If you want to compare lines that aren't exactly fits, you can change the ==255 with a few additional ifs e.g.
function isblack(x,y,width,height,blurr,treshhold){
for(var i=-blurr;i<blurr;i++)if(x-i>0&&x+i<width&&pixelarray[(y*width+(x+i))*3]>=treshhold)return true;
for(var i=-blurr;i<blurr;i++)if(y-i>0&&y+i<height&&pixelarray[((y+i)*width+(x))*3]>=treshhold)return true;
return false;
}
This function uses also only red, but uses a treshhold to let also gray be valid. it also accepts a blurr-value for checking in x-direction before/after the pixel and then again in y-direction.
You could also combine the two loops for checking in an rectangle around the pixel.

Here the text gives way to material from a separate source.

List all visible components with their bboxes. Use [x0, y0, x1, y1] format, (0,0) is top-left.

Changing the return true into return i will also give you the distance from the pixel you want to check. if you combine the two loops into an i and a j-value, return sqrt(i^2+j^2) and sum all checks up, you can get an indicator how accurate your line is.
To implement sqareroot-error, only comparing the y-distance and summing up the squared distance i^2 should be enough.
Please note that these programs are suggestions, better implementations may exists and my codes could still contain errors.